Ce n’est qu’une fois à proximité du cordon policier que la situation a basculé pour Gilles Martinet : « Je me suis retrouvé en première ligne du cortège, ce qui arrive souvent quand on a le mégaphone, et poussé vers le cordon de policiers. Ils nous retenaient sans difficulté apparente, mais l’un d’eux m’a arraché mon masque. Ensuite, un policier plus petit, qui se trouvait derrière le cordon m’a sauté dessus pour me frapper au visage. Je n’ai pas vu s’il avait un objet à la main, donc j’ai pensé que c’était son gant coqué, mais certains collègues disent avoir vu une gazeuse. »
« J’étais trois mètres derrière Gilles, je n’ai pas vu le coup partir mais, a priori, il s’agissait d’un coup porté avec son gant coqué », nous indique pour sa part le membre du collectif Facs et labos en lutte. Une version confirmée par Jonathan Moadab : « Gilles était en tête de cortège quand un policier placé derrière le cordon de sécurité lui a sauté dessus pour lui mettre un coup de poing ». Contactée par 20 Minutes, la Préfecture de police n’avait pas répondu à nos sollicitations avant la parution de l’article.
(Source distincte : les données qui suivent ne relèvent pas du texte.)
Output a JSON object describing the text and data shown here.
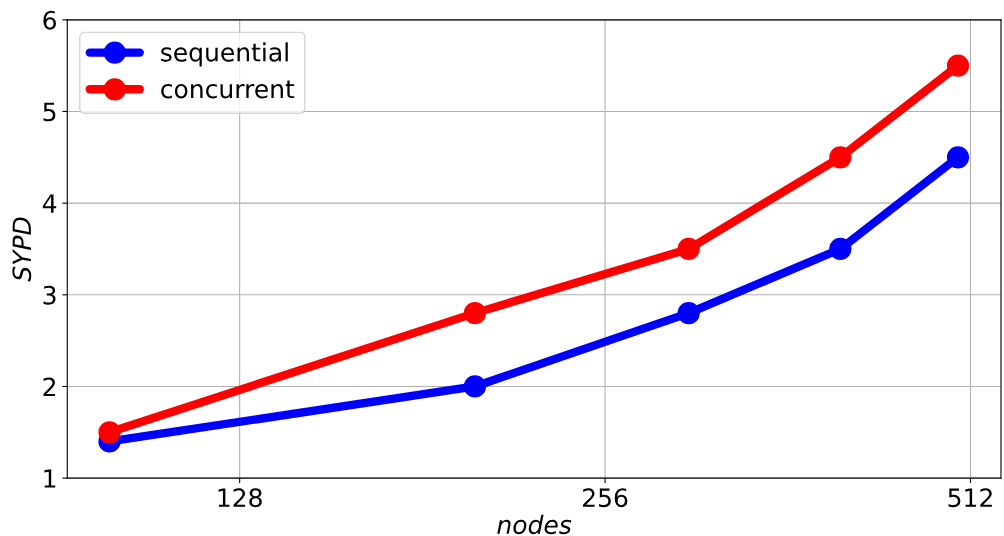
{
  "chart_data": {
    "type": "line",
    "xlabel": "nodes",
    "ylabel": "SYPD",
    "x": [
      100,
      200,
      300,
      400,
      500
    ],
    "series": [
      {
        "name": "sequential",
        "color": "#0000ff",
        "values": [
          1.4,
          2.0,
          2.8,
          3.5,
          4.5
        ]
      },
      {
        "name": "concurrent",
        "color": "#ff0000",
        "values": [
          1.5,
          2.8,
          3.5,
          4.5,
          5.5
        ]
      }
    ],
    "log": "x",
    "xlim": [
      92.3,
      542.5
    ],
    "xticks": [
      128,
      256,
      512
    ],
    "ylim": [
      1,
      6
    ],
    "yticks": [
      1,
      2,
      3,
      4,
      5,
      6
    ],
    "grid": true,
    "legend": "top left",
    "marker": "circle",
    "line_style": "solid"
  }
}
Si la tension a persisté un petit moment après ce coup, aucun autre incident n’a été déploré ensuite, Gilles Martinet ayant notamment repris son mégaphone pour motiver ses collègues, malgré leur inquiétude pour sa blessure. Pris en charge par les pompiers et emmené à l’hôpital, il s’est finalement vu diagnostiquer des plaies multiples sur le visage, qui lui ont valu des points de suture et une incapacité temporaire partielle de travail de 8 jours.
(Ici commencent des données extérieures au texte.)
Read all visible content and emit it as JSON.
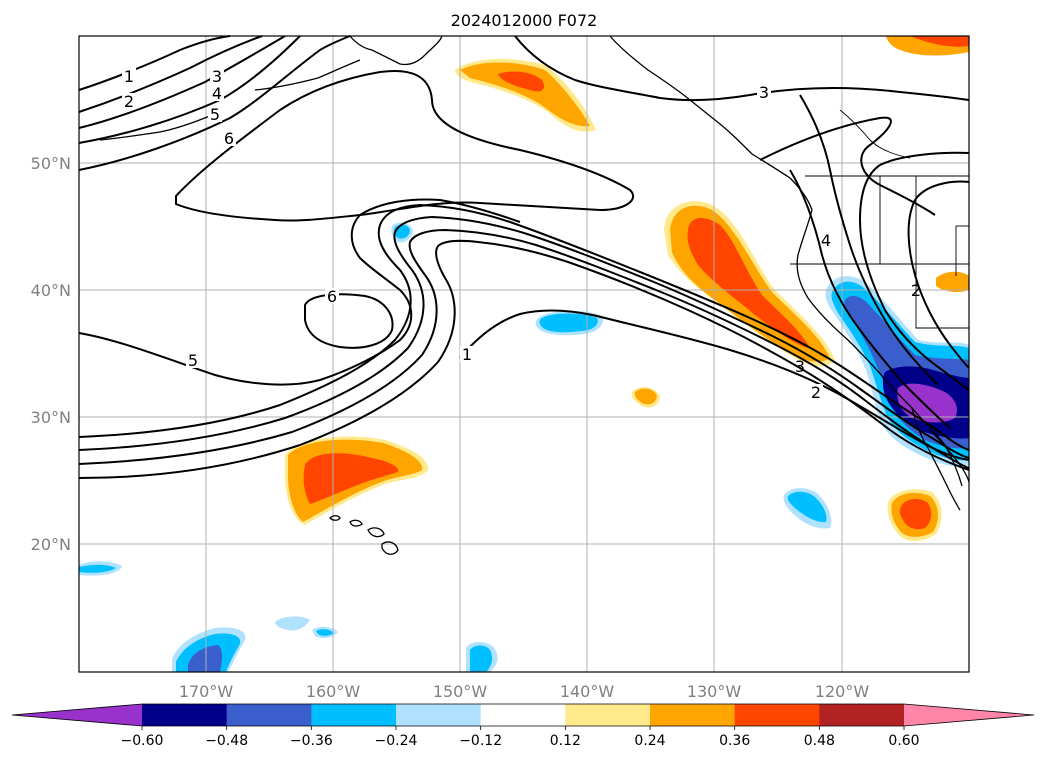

« Mes blessures sont sans gravité et j’ai pu bénéficier d’une grande médiatisation comme du soutien de mon laboratoire de recherche et de mon université, parce que j’ai la chance d’avoir un capital social qui m’y donne accès. Ce n’est pas le cas de la majorité des victimes de violences policières, qui subissent des blessures bien plus graves, et c’est le reflet des inégalités qui structurent notre société », conclut le doctorant.